I’m not saying another Finals run was guaranteed. Of course it wasn’t. Sports don’t offer that. Life doesn’t offer that. But the point isn’t the parade. It’s the pilgrimage. It’s the chance. You stay in the window until time or nature or the laws of basketball physics close it on you. But you don’t quit on it after one failed attempt. You don’t trade the star who took you there for a player on the back end of his prime and a few half-measures. You don’t make a move Babe Ruth-level in consequence and rationalize it with a shrug.
And if you do?
You don’t get to act surprised when the crowd doesn’t clap.

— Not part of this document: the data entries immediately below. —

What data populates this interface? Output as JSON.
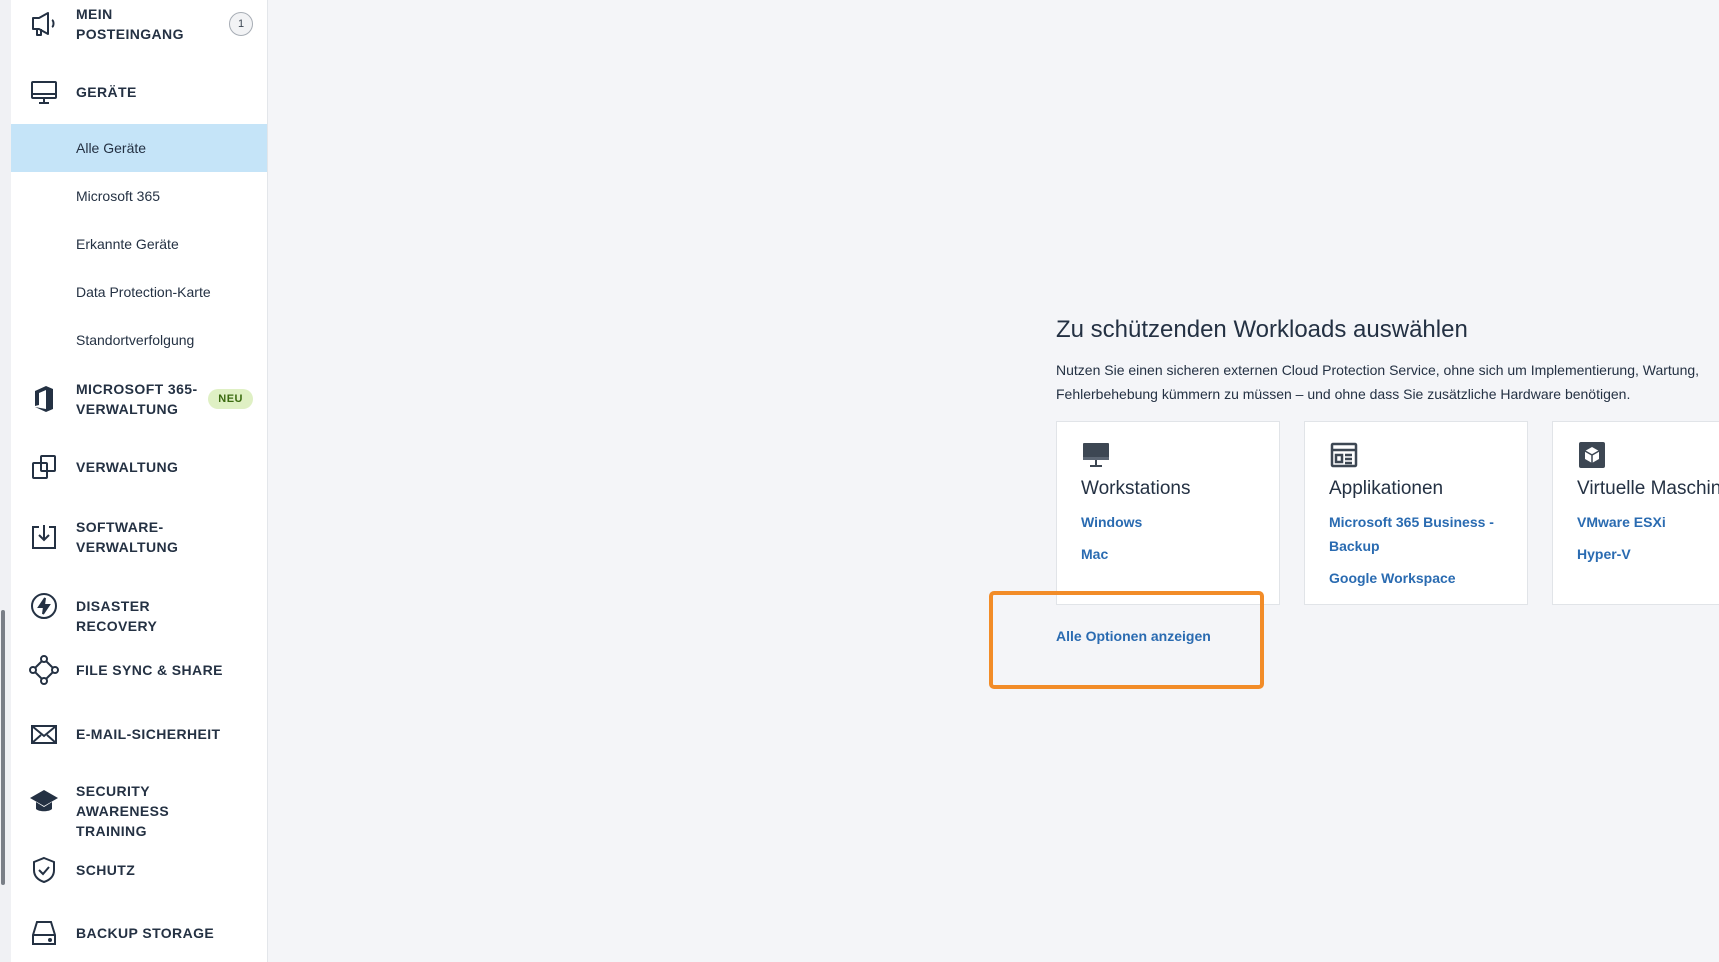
{
  "sidebar": {
    "inbox": {
      "label_line1": "MEIN",
      "label_line2": "POSTEINGANG",
      "count": "1",
      "icon": "megaphone-icon"
    },
    "devices": {
      "label": "GERÄTE",
      "icon": "monitor-icon",
      "items": [
        {
          "label": "Alle Geräte",
          "active": true
        },
        {
          "label": "Microsoft 365"
        },
        {
          "label": "Erkannte Geräte"
        },
        {
          "label": "Data Protection-Karte"
        },
        {
          "label": "Standortverfolgung"
        }
      ]
    },
    "m365": {
      "label_line1": "MICROSOFT 365-",
      "label_line2": "VERWALTUNG",
      "badge": "NEU",
      "icon": "office-icon"
    },
    "management": {
      "label": "VERWALTUNG",
      "icon": "copy-icon"
    },
    "software": {
      "label_line1": "SOFTWARE-",
      "label_line2": "VERWALTUNG",
      "icon": "download-box-icon"
    },
    "disaster": {
      "label": "DISASTER RECOVERY",
      "icon": "lightning-icon"
    },
    "filesync": {
      "label": "FILE SYNC & SHARE",
      "icon": "share-nodes-icon"
    },
    "email": {
      "label": "E-MAIL-SICHERHEIT",
      "icon": "envelope-icon"
    },
    "awareness": {
      "label_line1": "SECURITY AWARENESS",
      "label_line2": "TRAINING",
      "icon": "graduation-cap-icon"
    },
    "protection": {
      "label": "SCHUTZ",
      "icon": "shield-check-icon"
    },
    "backup": {
      "label": "BACKUP STORAGE",
      "icon": "hard-drive-icon"
    }
  },
  "main": {
    "title": "Zu schützenden Workloads auswählen",
    "description_line1": "Nutzen Sie einen sicheren externen Cloud Protection Service, ohne sich um Implementierung, Wartung,",
    "description_line2": "Fehlerbehebung kümmern zu müssen – und ohne dass Sie zusätzliche Hardware benötigen.",
    "cards": [
      {
        "title": "Workstations",
        "icon": "desktop-icon",
        "links": [
          "Windows",
          "Mac"
        ]
      },
      {
        "title": "Applikationen",
        "icon": "app-window-icon",
        "links": [
          "Microsoft 365 Business - Backup",
          "Google Workspace"
        ]
      },
      {
        "title": "Virtuelle Maschinen",
        "icon": "cube-icon",
        "links": [
          "VMware ESXi",
          "Hyper-V"
        ]
      }
    ],
    "all_options": "Alle Optionen anzeigen",
    "highlight_color": "#f28c28"
  }
}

Saturday night wasn’t just a basketball game. It was a requiem. Luka put up 33 and 11 with a +18 in 39 minutes — in that building, against this team. But the stat sheet wasn’t what made the night surreal. It was the suite full of Mavs fans — invited by Luka himself — who came to thank the player this franchise gave up on. Some of them had defended him through the ugliest moments of last year. And he remembered.
But the reaction online, from the “just move on” crowd, was predictable. Scoffs. Side-eyes. “He’s not your guy anymore.”
Except maybe he is.
Because for some of us, caring about a team means not forgetting. It means mourning what could’ve been. It means feeling both pride and heartbreak when the player you raised becomes something historic — just no longer in your jersey. Being a fan isn’t just about who suits up today. It’s also about honoring the ghost of what was supposed to happen. Dirk did not win it all until he did. We cannot say for certain what would have happened had Doncic been allowed to play out his era, but many of us would rather have continued on those train tracks—wherever they may have led.
Cooper Flagg is the future now. And he deserves our full attention, our full hope. But hope doesn’t require amnesia.
The Dallas Mavericks will rebuild. They’ll market. They’ll sell tickets. They’ll hire a GM outside of the sneaker industry. But they will never undo the moment they chose to walk away from a title window rather than walk through it.
And until the next banner is raised — if it ever is — we will remember. We should remember.
Because sometimes the greatest loyalty is found in the refusal to forget.